Just as I Am
The hot asphalt crunched under my feet, pounding rhythmically through the streets of Hartford, Connecticut. It was mile twelve of the ING half-marathon, and I had 1.1 miles to go. The sun
beatdown and my muscles ached, but I had promised myself I would run the entire race, despite the double brace hugging both sides of my knee like train tracks. Finally, the finish line appeared before me, and I passed under the floating banner, my fists pumping victoriously into the air. I found my fiancé in the crowd, exuberant, exploding with pride. I felt invincible.
Which is why it was so shocking a year later when, mere weeks after our marriage, my body deteriorated so rapidly that I needed help to walk less than five minutes.
Suddenly, I couldn’t stand, couldn’t move without feeling the bone-crushing fatigue pressing me back down. I used to joke that if I was a super hero, gravity would be my arch-enemy.

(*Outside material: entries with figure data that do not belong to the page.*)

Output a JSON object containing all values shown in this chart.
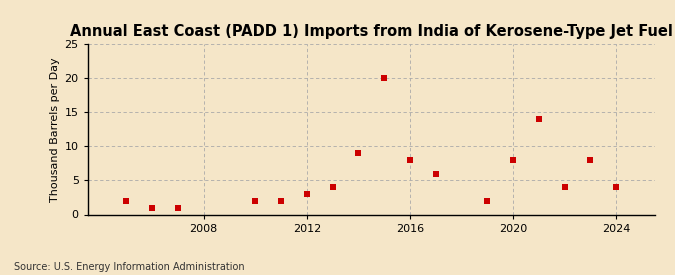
{
  "title": "Annual East Coast (PADD 1) Imports from India of Kerosene-Type Jet Fuel",
  "ylabel": "Thousand Barrels per Day",
  "source": "Source: U.S. Energy Information Administration",
  "background_color": "#f5e6c8",
  "dot_color": "#cc0000",
  "years": [
    2005,
    2006,
    2007,
    2010,
    2011,
    2012,
    2013,
    2014,
    2015,
    2016,
    2017,
    2019,
    2020,
    2021,
    2022,
    2023,
    2024
  ],
  "values": [
    2,
    1,
    1,
    2,
    2,
    3,
    4,
    9,
    20,
    8,
    6,
    2,
    8,
    14,
    4,
    8,
    4
  ],
  "xlim": [
    2003.5,
    2025.5
  ],
  "ylim": [
    0,
    25
  ],
  "yticks": [
    0,
    5,
    10,
    15,
    20,
    25
  ],
  "xticks": [
    2008,
    2012,
    2016,
    2020,
    2024
  ],
  "grid_color": "#aaaaaa",
  "title_fontsize": 10.5,
  "label_fontsize": 8,
  "tick_fontsize": 8,
  "source_fontsize": 7
}
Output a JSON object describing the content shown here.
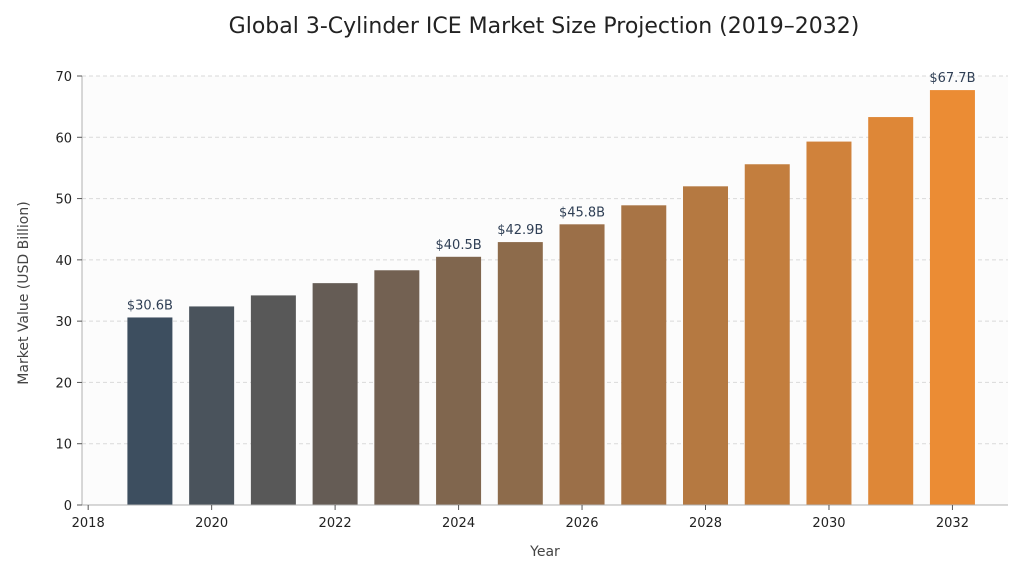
{
  "chart_data": {
    "type": "bar",
    "title": "Global 3-Cylinder ICE Market Size Projection (2019–2032)",
    "xlabel": "Year",
    "ylabel": "Market Value (USD Billion)",
    "x": [
      2019,
      2020,
      2021,
      2022,
      2023,
      2024,
      2025,
      2026,
      2027,
      2028,
      2029,
      2030,
      2031,
      2032
    ],
    "values": [
      30.6,
      32.4,
      34.2,
      36.2,
      38.3,
      40.5,
      42.9,
      45.8,
      48.9,
      52.0,
      55.6,
      59.3,
      63.3,
      67.7
    ],
    "data_labels": [
      {
        "x": 2019,
        "text": "$30.6B"
      },
      {
        "x": 2024,
        "text": "$40.5B"
      },
      {
        "x": 2025,
        "text": "$42.9B"
      },
      {
        "x": 2026,
        "text": "$45.8B"
      },
      {
        "x": 2032,
        "text": "$67.7B"
      }
    ],
    "xlim": [
      2017.9,
      2032.9
    ],
    "ylim": [
      0,
      70
    ],
    "x_ticks": [
      2018,
      2020,
      2022,
      2024,
      2026,
      2028,
      2030,
      2032
    ],
    "y_ticks": [
      0,
      10,
      20,
      30,
      40,
      50,
      60,
      70
    ],
    "grid": true,
    "legend": "none",
    "colors": {
      "start": "#3d4e5f",
      "end": "#eb8c34",
      "plot_background": "#fcfcfc"
    }
  }
}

It felt like the very air around me was crushing me slowly, damaging my will, my identity, and catapulting me into a world of chronic pain. I had been bitten by at least three ticks throughout my life, and had developed chronic Lyme Disease- a tick-borne infection on the auto-immune spectrum that can affect your entire body, from your neurological system to your joints to your eyes. You name it, Lyme does it, and no two people are affected the same.
That, along with multiple tick-borne co-infections and a form of neuropathy brought on by the Lyme called POTS- Postural Orthostatic Tachycardia Syndrome- took me from marathoner to disabled practically overnight. Having POTS meant my blood pressure was dangerously low, and when I tried to stand, it would drop and keep dropping, while my heart beat faster in a vain attempt to push the blood into my tingling limbs. If I tried to keep standing, I would collapse. I couldn’t even take a shower without needing to lie down and recover for hours afterward, so completely weak and debilitated was I.
By the time three years and countless methods of treatment had passed, I was so sick, I became a hermit, unable to leave my home. I carried my phone everywhere, never knowing what symptoms the day would bring, as the always moving Lyme spirochete traversed throughout my body, hitting one place, then another. Bladder. Eyesight. Muscles. Nerves.
It was a Molotov cocktail of ever-changing symptoms, and the fear of what would come next was crippling.
I was under attack, and how I hated my body for betraying me like this, when I had always been so good to it. I mourned the loss of who I was, moving through the stages of grief, until one day, I knew I had to make a change.
So I began working on redefining myself.
No longer was I the marathon runner, the music teacher, the performer. No longer could I push, push, push, throwing my body under the bus to meet deadlines and reach for the uppermost echelon of excellence. I had to learn how I could matter NOW. Just as I was.
Then one day, on a crisp spring morning, I sat down in front of my computer and started writing. It was just a free write; nothing was meant to come of it. But what emerged was a scene so viscerally beautiful, an idea sparked in my brain. I would write this story. A year later, my first YA Fantasy novel, Elements, was born. I woke up excited to work on the next draft, then the next, until eight drafts had gone by, and I felt sure I was getting close. I became fascinated by the elements associated with different gemstones, implementing that knowledge into the amulets my character wore, and soon began my spin-off jewelry line based off the characters in my book, called Elements by Kaitlyn.
One day after completing yet another draft, I sat on the sidewalk outside my apartment, my husband Mark by my side. “If you could wake up tomorrow,” he asked,” and be completely healed, but have to give up your book... would you?” And without thinking, I shot back, “Hell, no!!”
Gasp. Jump back. But that would mean that I’m grateful for this illness.
That this disease that has ravaged my life, taken me to the depths of despair and back, has actually forced me to explore talents and desires I may never have found, had my body stayed healthy.
That’s when everything truly shifted. It’s been a long, slow journey, and I can’t say I’m there yet, but I’ve begun learning how to re-frame and redefine my life’s purpose. I’ve begun looking for the amazing gifts I have to offer the world-- ones that have nothing to do with whether or not my legs work.
I have a gift to give the world. It just took me a long time to strip away all the grief for my old life, my old identity, so that I could see just how much I actually have to give.
Today, I’m putting the final touches on Elements, and readying it for release to agents. I’ve begun selling my jewelry locally, and am in the midst of creating a website to sell online. I’ve written a whimsical, animated children’s book entitled “Once Upon a Lyme” to teach children, teachers, and their parents about Lyme Disease, so that no child has to go through what I have. And I’ve created a blog for other brave souls with who strive to find ways to thrive through chronic illness.
But most of all, as corny as it sounds, I’ve learned how to love myself. Just as I am.